Spathiphyllum : son entretien au fil des saisons
Tous nos conseils pour avoir une fleur de lune en pleine santé
Sommaire
Le Spathiphyllum est une belle plante verte, joliment nommée “fleur de lune”, originaire des forêts tropicales d’Amérique centrale et du Sud, de la famille des Aracées. C’est surtout une plante précieuse pour nos intérieurs. Réputée pour ses capacités dépolluantes, elle est surtout appréciée pour son feuillage d’un vert profond et ses inflorescences blanches d’une élégance rare. Plutôt facile à entretenir, elle a tendance à s’affaisser au moindre oubli d’arrosage. Mais sans conséquences, puisque c’est une dure à cuire !
Pour autant, pour la garder resplendissante d’une année sur l’autre, il ne suffit pas de lui donner un verre d’eau de temps en temps. Il faut comprendre son rythme biologique, calqué sur les saisons, pour lui prodiguer les soins adaptés. Nous vous guidons pour son entretien au fil des quatre saisons.
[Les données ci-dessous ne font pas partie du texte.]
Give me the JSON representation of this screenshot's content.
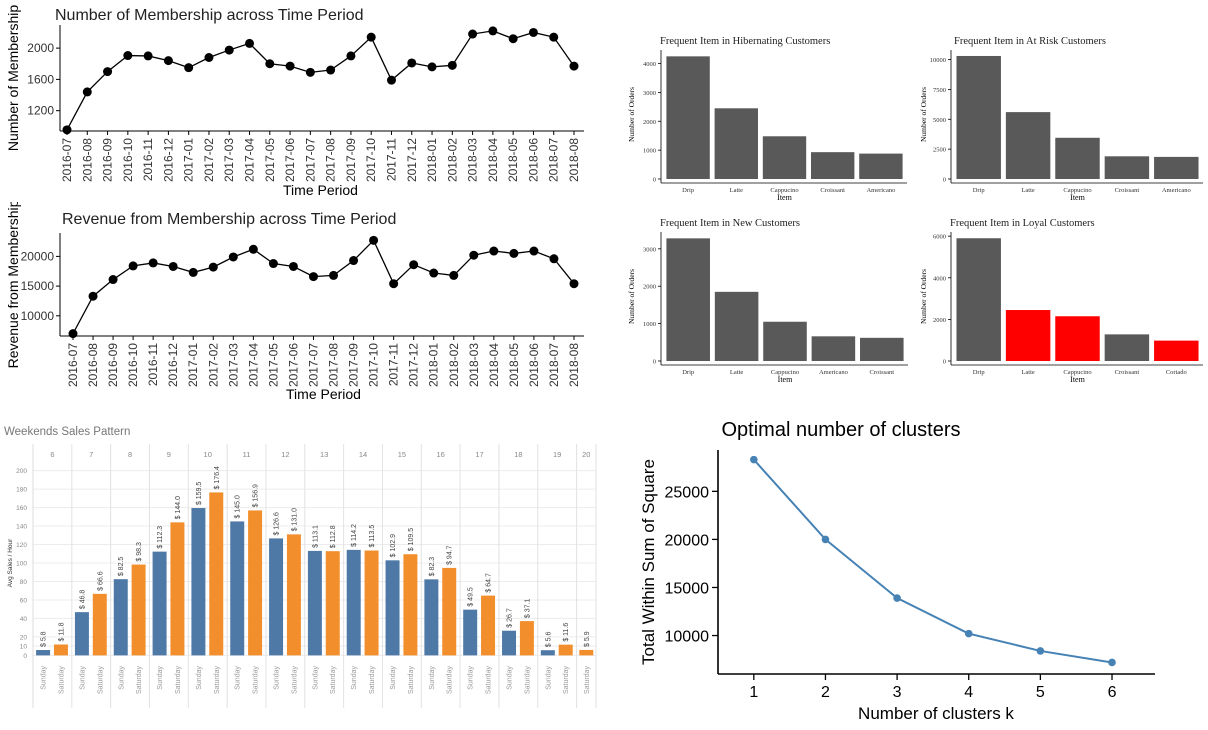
{
  "colors": {
    "dark_bar": "#595959",
    "highlight_bar": "#ff0000",
    "sunday_bar": "#4e79a7",
    "saturday_bar": "#f28e2b",
    "kmeans_line": "#4682b4"
  },
  "chart_data": [
    {
      "type": "line",
      "title": "Number of Membership across Time Period",
      "xlabel": "Time Period",
      "ylabel": "Number of Membership",
      "x": [
        "2016-07",
        "2016-08",
        "2016-09",
        "2016-10",
        "2016-11",
        "2016-12",
        "2017-01",
        "2017-02",
        "2017-03",
        "2017-04",
        "2017-05",
        "2017-06",
        "2017-07",
        "2017-08",
        "2017-09",
        "2017-10",
        "2017-11",
        "2017-12",
        "2018-01",
        "2018-02",
        "2018-03",
        "2018-04",
        "2018-05",
        "2018-06",
        "2018-07",
        "2018-08"
      ],
      "values": [
        955,
        1440,
        1700,
        1905,
        1900,
        1840,
        1750,
        1880,
        1975,
        2060,
        1800,
        1770,
        1690,
        1720,
        1900,
        2140,
        1590,
        1810,
        1760,
        1780,
        2180,
        2220,
        2120,
        2200,
        2140,
        1770
      ],
      "yticks": [
        1200,
        1600,
        2000
      ],
      "ylim": [
        940,
        2270
      ],
      "grid": false
    },
    {
      "type": "line",
      "title": "Revenue from Membership across Time Period",
      "xlabel": "Time Period",
      "ylabel": "Revenue from Membership",
      "x": [
        "2016-07",
        "2016-08",
        "2016-09",
        "2016-10",
        "2016-11",
        "2016-12",
        "2017-01",
        "2017-02",
        "2017-03",
        "2017-04",
        "2017-05",
        "2017-06",
        "2017-07",
        "2017-08",
        "2017-09",
        "2017-10",
        "2017-11",
        "2017-12",
        "2018-01",
        "2018-02",
        "2018-03",
        "2018-04",
        "2018-05",
        "2018-06",
        "2018-07",
        "2018-08"
      ],
      "values": [
        7000,
        13300,
        16100,
        18400,
        18900,
        18300,
        17300,
        18200,
        19900,
        21200,
        18800,
        18300,
        16600,
        16800,
        19300,
        22700,
        15400,
        18600,
        17200,
        16800,
        20200,
        20900,
        20500,
        20900,
        19600,
        15400
      ],
      "yticks": [
        10000,
        15000,
        20000
      ],
      "ylim": [
        6600,
        23600
      ],
      "grid": false
    },
    {
      "type": "bar",
      "title": "Frequent Item in Hibernating Customers",
      "xlabel": "Item",
      "ylabel": "Number of Orders",
      "categories": [
        "Drip",
        "Latte",
        "Cappucino",
        "Croissant",
        "Americano"
      ],
      "values": [
        4250,
        2450,
        1480,
        930,
        880
      ],
      "highlight": [
        false,
        false,
        false,
        false,
        false
      ],
      "yticks": [
        0,
        1000,
        2000,
        3000,
        4000
      ],
      "ylim": [
        0,
        4470
      ]
    },
    {
      "type": "bar",
      "title": "Frequent Item in At Risk Customers",
      "xlabel": "Item",
      "ylabel": "Number of Orders",
      "categories": [
        "Drip",
        "Latte",
        "Cappucino",
        "Croissant",
        "Americano"
      ],
      "values": [
        10300,
        5600,
        3450,
        1900,
        1850
      ],
      "highlight": [
        false,
        false,
        false,
        false,
        false
      ],
      "yticks": [
        0,
        2500,
        5000,
        7500,
        10000
      ],
      "ylim": [
        0,
        10800
      ]
    },
    {
      "type": "bar",
      "title": "Frequent Item in New Customers",
      "xlabel": "Item",
      "ylabel": "Number of Orders",
      "categories": [
        "Drip",
        "Latte",
        "Cappucino",
        "Americano",
        "Croissant"
      ],
      "values": [
        3280,
        1850,
        1050,
        660,
        620
      ],
      "highlight": [
        false,
        false,
        false,
        false,
        false
      ],
      "yticks": [
        0,
        1000,
        2000,
        3000
      ],
      "ylim": [
        0,
        3450
      ]
    },
    {
      "type": "bar",
      "title": "Frequent Item in Loyal Customers",
      "xlabel": "Item",
      "ylabel": "Number of Orders",
      "categories": [
        "Drip",
        "Latte",
        "Cappucino",
        "Croissant",
        "Cortado"
      ],
      "values": [
        5900,
        2450,
        2150,
        1280,
        980
      ],
      "highlight": [
        false,
        true,
        true,
        false,
        true
      ],
      "yticks": [
        0,
        2000,
        4000,
        6000
      ],
      "ylim": [
        0,
        6200
      ]
    },
    {
      "type": "bar",
      "title": "Weekends Sales Pattern",
      "ylabel": "Avg Sales / Hour",
      "groups": [
        "6",
        "7",
        "8",
        "9",
        "10",
        "11",
        "12",
        "13",
        "14",
        "15",
        "16",
        "17",
        "18",
        "19",
        "20"
      ],
      "series": [
        {
          "name": "Sunday",
          "values": [
            5.8,
            46.8,
            82.5,
            112.3,
            159.5,
            145.0,
            126.6,
            113.1,
            114.2,
            102.9,
            82.3,
            49.5,
            26.7,
            5.6,
            null
          ]
        },
        {
          "name": "Saturday",
          "values": [
            11.8,
            66.6,
            98.3,
            144.0,
            176.4,
            156.9,
            131.0,
            112.8,
            113.5,
            109.5,
            94.7,
            64.7,
            37.1,
            11.6,
            5.9
          ]
        }
      ],
      "data_labels": {
        "Sunday": [
          "$ 5.8",
          "$ 46.8",
          "$ 82.5",
          "$ 112.3",
          "$ 159.5",
          "$ 145.0",
          "$ 126.6",
          "$ 113.1",
          "$ 114.2",
          "$ 102.9",
          "$ 82.3",
          "$ 49.5",
          "$ 26.7",
          "$ 5.6",
          ""
        ],
        "Saturday": [
          "$ 11.8",
          "$ 66.6",
          "$ 98.3",
          "$ 144.0",
          "$ 176.4",
          "$ 156.9",
          "$ 131.0",
          "$ 112.8",
          "$ 113.5",
          "$ 109.5",
          "$ 94.7",
          "$ 64.7",
          "$ 37.1",
          "$ 11.6",
          "$ 5.9"
        ]
      },
      "yticks": [
        0,
        10,
        20,
        40,
        60,
        80,
        100,
        120,
        140,
        160,
        180,
        200
      ],
      "ylim": [
        -5,
        205
      ],
      "grid": true
    },
    {
      "type": "line",
      "title": "Optimal number of clusters",
      "xlabel": "Number of clusters k",
      "ylabel": "Total Within Sum of Square",
      "x": [
        1,
        2,
        3,
        4,
        5,
        6
      ],
      "values": [
        28300,
        20000,
        13900,
        10200,
        8400,
        7200
      ],
      "yticks": [
        10000,
        15000,
        20000,
        25000
      ],
      "xlim": [
        0.5,
        6.6
      ],
      "ylim": [
        6000,
        29300
      ],
      "grid": false
    }
  ]
}
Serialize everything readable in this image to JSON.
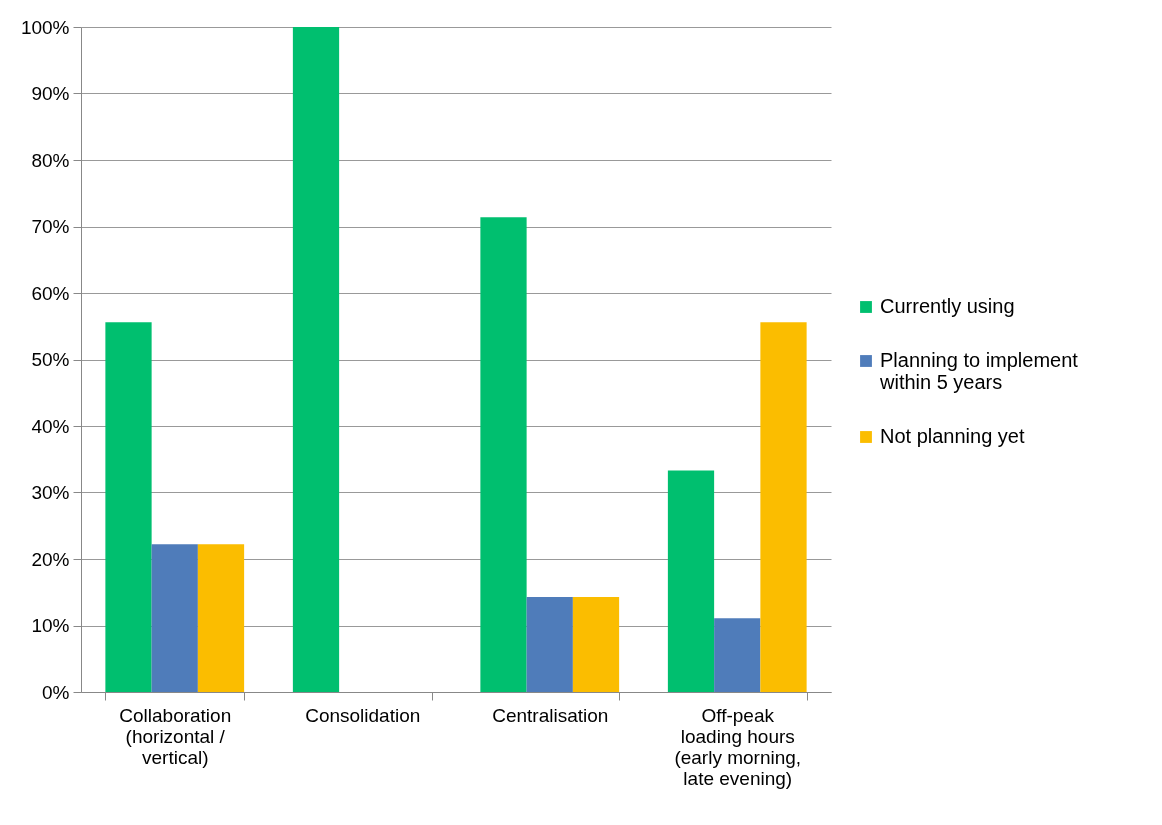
{
  "chart_data": {
    "type": "bar",
    "categories": [
      "Collaboration (horizontal / vertical)",
      "Consolidation",
      "Centralisation",
      "Off-peak loading hours (early morning, late evening)"
    ],
    "series": [
      {
        "name": "Currently using",
        "color": "#00bf6f",
        "values": [
          55.6,
          100,
          71.4,
          33.3
        ]
      },
      {
        "name": "Planning to implement within 5 years",
        "color": "#4f7cba",
        "values": [
          22.2,
          0,
          14.3,
          11.1
        ]
      },
      {
        "name": "Not planning yet",
        "color": "#fbbd00",
        "values": [
          22.2,
          0,
          14.3,
          55.6
        ]
      }
    ],
    "ylim": [
      0,
      100
    ],
    "yticks": [
      {
        "value": 0,
        "label": "0%"
      },
      {
        "value": 10,
        "label": "10%"
      },
      {
        "value": 20,
        "label": "20%"
      },
      {
        "value": 30,
        "label": "30%"
      },
      {
        "value": 40,
        "label": "40%"
      },
      {
        "value": 50,
        "label": "50%"
      },
      {
        "value": 60,
        "label": "60%"
      },
      {
        "value": 70,
        "label": "70%"
      },
      {
        "value": 80,
        "label": "80%"
      },
      {
        "value": 90,
        "label": "90%"
      },
      {
        "value": 100,
        "label": "100%"
      }
    ],
    "grid": "y",
    "legend": "right"
  }
}
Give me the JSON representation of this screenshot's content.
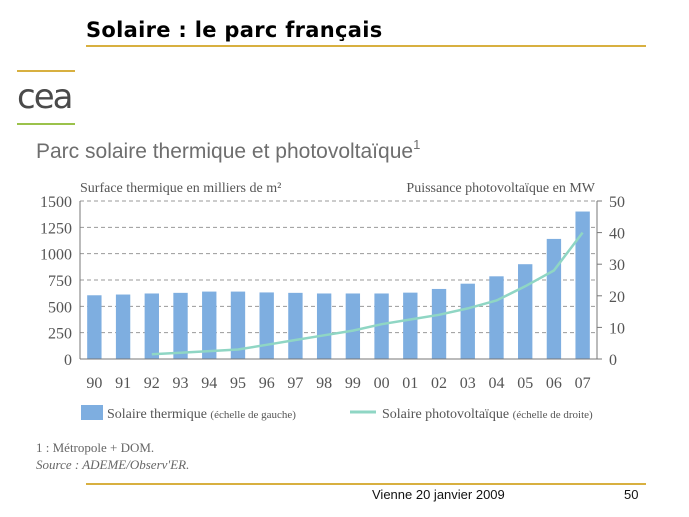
{
  "slide": {
    "title": "Solaire : le parc français",
    "logo_text": "cea",
    "chart_heading": "Parc solaire thermique et photovoltaïque",
    "chart_heading_sup": "1",
    "footnote_1": "1 : Métropole + DOM.",
    "footnote_2": "Source : ADEME/Observ'ER.",
    "footer_venue": "Vienne   20 janvier 2009",
    "footer_page": "50"
  },
  "colors": {
    "bar": "#7eaee0",
    "line": "#8fd6c4",
    "grid": "#9a9a9a",
    "axis_text": "#555555",
    "chart_bg": "#ffffff"
  },
  "chart_data": {
    "type": "bar",
    "categories": [
      "90",
      "91",
      "92",
      "93",
      "94",
      "95",
      "96",
      "97",
      "98",
      "99",
      "00",
      "01",
      "02",
      "03",
      "04",
      "05",
      "06",
      "07"
    ],
    "series": [
      {
        "name": "Solaire thermique",
        "name_note": "(échelle de gauche)",
        "type": "bar",
        "axis": "left",
        "values": [
          605,
          612,
          622,
          628,
          640,
          640,
          632,
          628,
          622,
          622,
          622,
          630,
          665,
          715,
          785,
          900,
          1140,
          1400
        ]
      },
      {
        "name": "Solaire photovoltaïque",
        "name_note": "(échelle de droite)",
        "type": "line",
        "axis": "right",
        "values": [
          null,
          null,
          1.5,
          2,
          2.5,
          3,
          4.5,
          6,
          7.5,
          9,
          11,
          12.5,
          14,
          16,
          18.5,
          23,
          28,
          40
        ]
      }
    ],
    "ylabel_left": "Surface thermique en milliers de m²",
    "ylabel_right": "Puissance photovoltaïque en MW",
    "ylim_left": [
      0,
      1500
    ],
    "ylim_right": [
      0,
      50
    ],
    "yticks_left": [
      "0",
      "250",
      "500",
      "750",
      "1000",
      "1250",
      "1500"
    ],
    "yticks_right": [
      "0",
      "10",
      "20",
      "30",
      "40",
      "50"
    ],
    "grid": true,
    "legend_placement": "bottom"
  }
}
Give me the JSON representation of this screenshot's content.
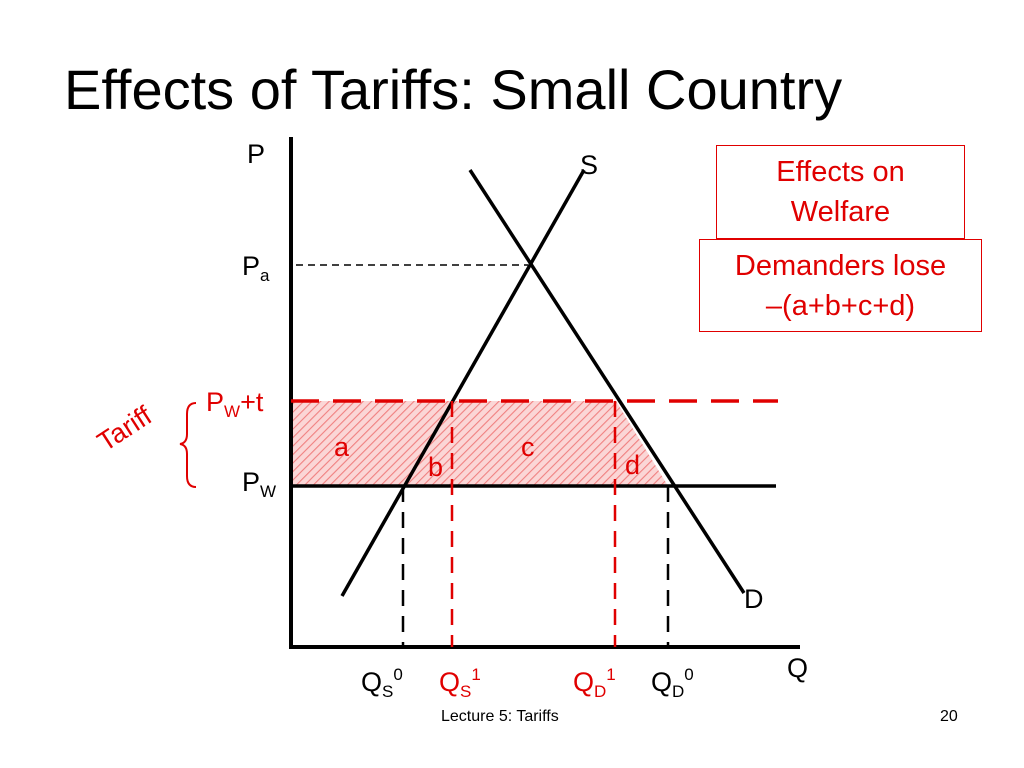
{
  "slide": {
    "title": "Effects of Tariffs:  Small Country",
    "footer": "Lecture 5: Tariffs",
    "page_number": "20"
  },
  "diagram": {
    "axis_y_label": "P",
    "axis_x_label": "Q",
    "supply_label": "S",
    "demand_label": "D",
    "price_autarky": {
      "base": "P",
      "sub": "a"
    },
    "price_world_tariff": {
      "base": "P",
      "sub": "W",
      "suffix": "+t"
    },
    "price_world": {
      "base": "P",
      "sub": "W"
    },
    "tariff_label": "Tariff",
    "areas": {
      "a": "a",
      "b": "b",
      "c": "c",
      "d": "d"
    },
    "q_labels": [
      {
        "base": "Q",
        "sub": "S",
        "sup": "0",
        "color": "black"
      },
      {
        "base": "Q",
        "sub": "S",
        "sup": "1",
        "color": "red"
      },
      {
        "base": "Q",
        "sub": "D",
        "sup": "1",
        "color": "red"
      },
      {
        "base": "Q",
        "sub": "D",
        "sup": "0",
        "color": "black"
      }
    ]
  },
  "boxes": {
    "welfare": {
      "line1": "Effects on",
      "line2": "Welfare"
    },
    "demanders": {
      "line1": "Demanders lose",
      "line2": "–(a+b+c+d)"
    }
  },
  "colors": {
    "accent": "#e00000",
    "hatch": "#f08080"
  }
}
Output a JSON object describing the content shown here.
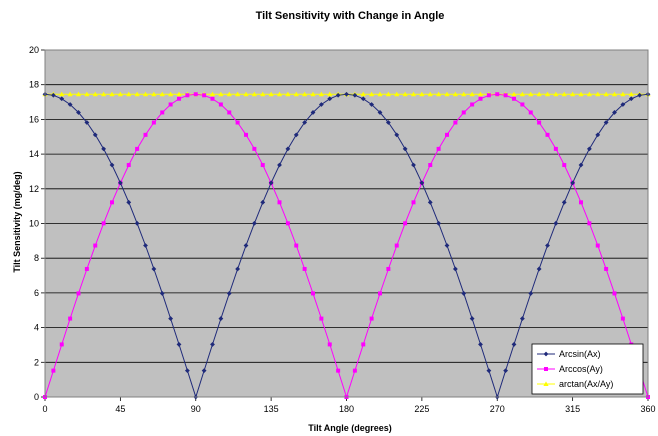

Le printemps, l'heure du réveil
Le printemps est une saison essentielle pour la plupart des plantes d’intérieur. Votre Spathiphyllum n’échappe pas à la règle ! C’est le moment où la plante sort de sa torpeur hivernale, stimulée par l’allongement des journées et la hausse progressive des températures.
La reprise des arrosages et de la fertilisation
- Après la réduction des arrosages en hiver, il est temps de reprendre les apports d’eau de façon plus régulière. Au printemps, il est conseillé d’arroser deux fois par semaine, en laissant sécher la couche supérieure du terreau entre deux arrosages. Votre préférence ira à une eau non calcaire, à température ambiante.
- Après les mois de diète hivernale, le Spathiphyllum a certainement “faim” ! Dès le mois de mars, vous pouvez redonner à votre plante un engrais liquide pour plantes fleuries. Ce type d’engrais, équilibré en N-P-K (10-10-10) est parfait pour soutenir à la fois la pousse du feuillage et l’apparition des fleurs. Commencez par une dose diluée pour ne pas brûler les racines toutes neuves.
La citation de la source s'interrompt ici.